One of the film's biggest failings is in its lack of seriousness. The film is at its best during the lighter segments; the early scenes are right out of an Ealing Comedy (with the not-Ealing, but Ealing-esque Captain's Paradise being the most pertinent comparison), with rather broad verbal and character humor and nice location work in actual Havana locations. The movie has some great moments, especially Guinness's drawings of Cuban defense installations (which completely flummox his MI6 handlers), Guinness playing alcoholic chess with Kovacs, and especially Coward "propositioning" Guinness in a pub while recruitng him (an extremely risque scene, all the funnier to those familiar with the actor's private lives).

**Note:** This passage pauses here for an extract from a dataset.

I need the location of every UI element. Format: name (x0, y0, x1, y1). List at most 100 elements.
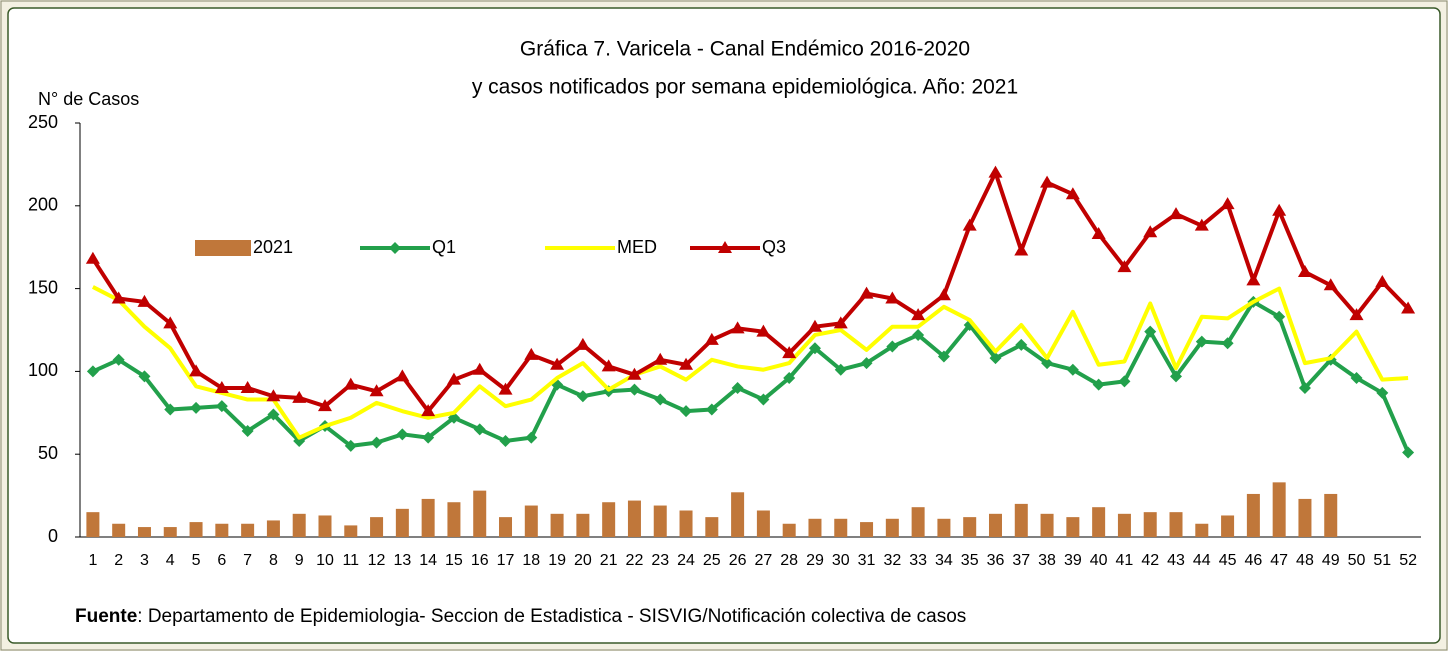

This part is all well and good, but the movie is clearly trying to be more than just a flippant, whimsical comedy, and its transitions to seriousness (or at least dark, caustic satire) towards the end just don't work. Alec Guinness is believable as a mild-mannered, flustered and gleefully duplictious false agent but not as the tough guy the script requires him to be towards the end, and he fails to spark much chemistry with Maureen O'Hara, badly underused as his loyal secretary. The movie fails to bring an appropriate sense of menace given its dark undertones and subject matter, and the movie is Hitchcockian in its maddening vagueness as to who, exactly, is our hero's adversary. Captain Segura is vaguely menacing but is portrayed as more of a bumbler than a real menace, and we see little or nothing of the oppressive Batista regime so often referenced in the script (perhaps understandable since it was filmed on location in Cuba). As a comedy it works well, but it's too broad, vague and flippant to have much impact as satire of Cold War politics or espionage.

Technically the film is well-done but not overly impressive. There is nice location photography, but only a few strongly shot moments - the movie is pretty much routine coverage, and doesn't even approach Reed's work on The Third Man. Frank Denis's score is pretty routine and doesn't contribute a whole lot to the film.

The movie assembles a cast of great British and American talent. Surprisingly, Alec Guinness gives a fairly weak performance; he seems overwhelmed by the twisting, turning plot twists and tonal shifts. Because he's Alec Guinness he gets a few laughs and strong moments but he doesn't own the film the way he does, say, The Lavender Hill Mob or The Captain's Paradise or The Horse's Mouth. More effective is the supporting cast. Although Maureen O'Hara is largely wasted, there are fine turns by Burl Ives as Dr. Hasselbacher, giving a strong straight performance, an amusing turn by Ernie Kovacs as Guinness's Cuban adversary, Paul Rogers as a duplictious double agent, and fine supporting turns by old pros Noel Coward and Ralph Richardson as Wormold's flustered MI6 handlers.

So, Our Man in Havana is a fun but mostly disposable entry in Guinness's and Reed's careers - worth a look for a few laughs, but nothing overly special.